Sorribas Albert, March Jaume, Trujillano Javier
Departament de Ciències Mèdiques Bàsiques, Universitat de Lleida, Av. Rovira Roure 44, 25198-Lleida, Spain.
Stat Med. 2002 May 15;21(9):1213-35. doi: 10.1002/sim.1086.
Receiver operating characteristic (ROC) curves provides a method for evaluating the performance of a diagnostic test. These curves represent the true positive ratio, that is, the true positives among those affected by the disease, as a function of the false positive ratio, that is, the false positives among the healthy, corresponding to each possible value of the diagnostic variable. When the diagnostic variable is continuous, the corresponding ROC curve is also continuous. However, estimation of such curve through the analysis of sample data yields a step-line, unless some assumption is made on the underlying distribution of the considered variable. Since the actual distribution of the diagnostic test is seldom known, it is difficult to select an appropriate distribution for practical use. Data transformation may offer a solution but also may introduce a distortion on the evaluation of the diagnostic test. In this paper we show that the distribution family known as the S-distribution can be used to solve this problem. The S-distribution is defined as a differential equation in which the dependent variable is the cumulative. This special form provides a highly flexible family of distributions that can be used as models for unknown distributions. It has been shown that classical statistical distributions can be represented accurately as S-distributions and that they occur in a definite subspace of the parameter space corresponding to the whole S-distribution family. Consequently, many other distributional forms that do not correspond to known distributions are provided by the S-distribution. This property can be used to model observed data for unknown distributions and is very useful in constructing parametric ROC curves in those cases. After fitting an S-distribution to the observed samples of diseased and healthy populations, ROC curve computation is straightforward. A ROC curve can be considered as the solution of a differential equation in which the dependent variable is the ratio of true positives and the independent variable is the ratio of false positives. This equation can be easily obtained from the S-distributions fitted to observed data. Using these results, we can compute pointwise confidence bands for the ROC curve and the corresponding area under the curve. We shall compare this approach with the empirical and the binormal methods for estimating a ROC curve to show that the S-distribution based method is a useful parametric procedure.

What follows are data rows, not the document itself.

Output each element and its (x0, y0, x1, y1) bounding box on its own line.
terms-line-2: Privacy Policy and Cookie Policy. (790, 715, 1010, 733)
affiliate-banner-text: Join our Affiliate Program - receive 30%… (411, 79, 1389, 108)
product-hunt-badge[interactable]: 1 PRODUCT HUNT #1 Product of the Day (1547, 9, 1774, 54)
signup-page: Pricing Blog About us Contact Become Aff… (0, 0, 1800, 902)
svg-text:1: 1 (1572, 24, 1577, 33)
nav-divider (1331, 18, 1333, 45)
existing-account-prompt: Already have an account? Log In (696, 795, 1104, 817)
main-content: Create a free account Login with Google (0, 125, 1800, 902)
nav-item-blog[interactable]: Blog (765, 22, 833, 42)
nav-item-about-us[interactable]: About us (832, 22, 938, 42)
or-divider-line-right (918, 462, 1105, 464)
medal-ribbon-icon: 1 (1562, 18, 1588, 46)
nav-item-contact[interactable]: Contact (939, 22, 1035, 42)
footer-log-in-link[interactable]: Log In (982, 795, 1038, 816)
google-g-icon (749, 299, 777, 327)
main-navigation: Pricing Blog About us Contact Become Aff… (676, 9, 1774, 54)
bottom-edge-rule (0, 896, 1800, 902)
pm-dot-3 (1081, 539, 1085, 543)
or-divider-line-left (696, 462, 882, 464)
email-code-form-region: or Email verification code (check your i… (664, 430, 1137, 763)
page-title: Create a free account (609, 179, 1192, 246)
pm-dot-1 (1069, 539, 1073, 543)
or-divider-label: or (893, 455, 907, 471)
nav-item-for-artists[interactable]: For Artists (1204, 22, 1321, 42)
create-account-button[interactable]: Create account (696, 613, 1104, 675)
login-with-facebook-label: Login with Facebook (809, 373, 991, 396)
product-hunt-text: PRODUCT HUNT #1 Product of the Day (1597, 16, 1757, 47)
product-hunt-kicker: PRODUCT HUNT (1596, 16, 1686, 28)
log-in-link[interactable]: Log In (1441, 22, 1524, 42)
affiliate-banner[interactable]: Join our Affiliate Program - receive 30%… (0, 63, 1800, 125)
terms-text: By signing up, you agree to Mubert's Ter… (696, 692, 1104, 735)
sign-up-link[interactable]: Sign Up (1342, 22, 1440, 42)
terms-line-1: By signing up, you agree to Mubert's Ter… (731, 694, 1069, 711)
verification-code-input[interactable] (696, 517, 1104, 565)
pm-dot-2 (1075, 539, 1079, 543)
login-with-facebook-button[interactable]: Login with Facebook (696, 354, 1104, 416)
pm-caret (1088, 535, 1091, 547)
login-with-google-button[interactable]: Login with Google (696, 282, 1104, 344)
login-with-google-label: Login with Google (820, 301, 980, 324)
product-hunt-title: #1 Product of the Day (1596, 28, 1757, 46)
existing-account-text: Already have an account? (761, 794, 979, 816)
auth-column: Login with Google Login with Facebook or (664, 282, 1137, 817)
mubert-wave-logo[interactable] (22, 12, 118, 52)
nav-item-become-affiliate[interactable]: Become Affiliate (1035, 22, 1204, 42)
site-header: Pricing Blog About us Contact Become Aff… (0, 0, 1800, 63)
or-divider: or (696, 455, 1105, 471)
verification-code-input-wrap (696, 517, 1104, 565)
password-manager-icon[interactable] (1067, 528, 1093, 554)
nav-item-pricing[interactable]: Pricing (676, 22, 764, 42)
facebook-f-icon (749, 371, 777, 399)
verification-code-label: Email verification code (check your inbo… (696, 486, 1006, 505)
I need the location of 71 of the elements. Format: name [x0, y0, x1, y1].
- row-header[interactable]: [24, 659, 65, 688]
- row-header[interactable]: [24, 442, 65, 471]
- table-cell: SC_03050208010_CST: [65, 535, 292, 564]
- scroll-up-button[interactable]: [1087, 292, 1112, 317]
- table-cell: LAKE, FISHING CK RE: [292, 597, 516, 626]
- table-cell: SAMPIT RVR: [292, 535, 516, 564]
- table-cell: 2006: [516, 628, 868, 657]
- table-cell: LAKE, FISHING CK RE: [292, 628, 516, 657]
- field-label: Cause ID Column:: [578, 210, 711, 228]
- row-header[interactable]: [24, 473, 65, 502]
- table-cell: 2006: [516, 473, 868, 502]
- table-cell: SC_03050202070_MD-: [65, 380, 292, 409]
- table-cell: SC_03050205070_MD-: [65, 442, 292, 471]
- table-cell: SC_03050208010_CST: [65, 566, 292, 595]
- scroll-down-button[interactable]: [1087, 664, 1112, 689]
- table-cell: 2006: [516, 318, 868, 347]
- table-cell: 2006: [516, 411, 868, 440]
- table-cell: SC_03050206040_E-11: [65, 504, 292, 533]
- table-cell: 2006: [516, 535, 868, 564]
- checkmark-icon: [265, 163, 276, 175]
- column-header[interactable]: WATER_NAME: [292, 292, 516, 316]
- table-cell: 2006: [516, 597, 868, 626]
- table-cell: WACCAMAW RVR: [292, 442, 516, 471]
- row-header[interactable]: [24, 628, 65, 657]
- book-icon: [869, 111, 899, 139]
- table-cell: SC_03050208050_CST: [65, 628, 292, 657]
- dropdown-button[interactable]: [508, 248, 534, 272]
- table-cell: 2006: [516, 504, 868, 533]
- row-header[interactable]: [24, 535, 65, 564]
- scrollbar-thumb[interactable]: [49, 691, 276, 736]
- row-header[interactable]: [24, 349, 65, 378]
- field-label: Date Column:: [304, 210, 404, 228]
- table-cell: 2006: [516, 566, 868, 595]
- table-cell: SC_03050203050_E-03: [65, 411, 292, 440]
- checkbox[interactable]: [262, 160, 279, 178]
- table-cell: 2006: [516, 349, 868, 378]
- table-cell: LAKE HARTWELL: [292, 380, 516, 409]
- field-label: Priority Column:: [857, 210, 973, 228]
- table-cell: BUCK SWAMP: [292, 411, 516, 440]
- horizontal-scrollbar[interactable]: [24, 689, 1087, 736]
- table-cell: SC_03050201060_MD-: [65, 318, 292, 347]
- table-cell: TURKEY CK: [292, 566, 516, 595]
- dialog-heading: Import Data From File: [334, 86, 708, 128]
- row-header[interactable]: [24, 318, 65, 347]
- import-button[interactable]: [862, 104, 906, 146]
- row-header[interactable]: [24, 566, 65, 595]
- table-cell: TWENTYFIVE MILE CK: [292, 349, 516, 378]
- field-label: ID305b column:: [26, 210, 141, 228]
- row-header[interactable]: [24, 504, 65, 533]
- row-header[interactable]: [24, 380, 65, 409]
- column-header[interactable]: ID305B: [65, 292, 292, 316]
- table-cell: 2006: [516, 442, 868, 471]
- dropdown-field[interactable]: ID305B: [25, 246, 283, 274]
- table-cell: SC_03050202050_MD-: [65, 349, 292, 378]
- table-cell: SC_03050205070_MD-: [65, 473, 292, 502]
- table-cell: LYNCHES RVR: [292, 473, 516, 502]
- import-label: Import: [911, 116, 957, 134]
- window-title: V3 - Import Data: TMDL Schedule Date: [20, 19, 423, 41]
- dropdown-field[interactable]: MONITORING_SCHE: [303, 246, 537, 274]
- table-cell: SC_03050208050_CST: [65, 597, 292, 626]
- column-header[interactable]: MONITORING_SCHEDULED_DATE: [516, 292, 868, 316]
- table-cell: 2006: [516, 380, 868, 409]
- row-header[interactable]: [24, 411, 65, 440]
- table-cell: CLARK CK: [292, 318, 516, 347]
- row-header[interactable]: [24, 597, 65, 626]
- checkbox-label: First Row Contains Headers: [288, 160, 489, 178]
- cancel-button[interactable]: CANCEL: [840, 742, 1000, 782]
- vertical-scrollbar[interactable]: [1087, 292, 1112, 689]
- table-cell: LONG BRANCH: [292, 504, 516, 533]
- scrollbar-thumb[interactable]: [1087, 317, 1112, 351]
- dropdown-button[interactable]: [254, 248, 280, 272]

受试者工作特征(ROC)曲线提供了一种评估诊断测试性能的方法。这些曲线表示真阳性率,即患病者中的真阳性,它是假阳性率的函数,假阳性率是指健康者中的假阳性,对应于诊断变量的每个可能值。当诊断变量是连续的时,相应的ROC曲线也是连续的。然而,通过样本数据分析估计这样的曲线会产生一条阶梯线,除非对所考虑变量的潜在分布做出一些假设。由于诊断测试的实际分布很少为人所知,因此很难选择合适的分布以供实际使用。数据变换可能提供一种解决方案,但也可能在诊断测试评估中引入失真。在本文中,我们表明被称为S分布的分布族可用于解决此问题。S分布被定义为一个微分方程,其中因变量是累积量。这种特殊形式提供了一个高度灵活的分布族,可用于作为未知分布的模型。已经表明,经典统计分布可以准确地表示为S分布,并且它们出现在对应于整个S分布族的参数空间的一个确定子空间中。因此,S分布提供了许多其他与已知分布不对应的分布形式。此属性可用于对未知分布的观测数据进行建模,并且在那些情况下构建参数化ROC曲线时非常有用。将S分布拟合到患病和健康人群的观测样本后,ROC曲线计算很简单。ROC曲线可以被视为一个微分方程的解,其中因变量是真阳性率,自变量是假阳性率。这个方程可以很容易地从拟合到观测数据的S分布中得到。利用这些结果,我们可以计算ROC曲线及其相应曲线下面积的逐点置信带。我们将把这种方法与估计ROC曲线的经验方法和双正态方法进行比较,以表明基于S分布的方法是一种有用的参数化程序。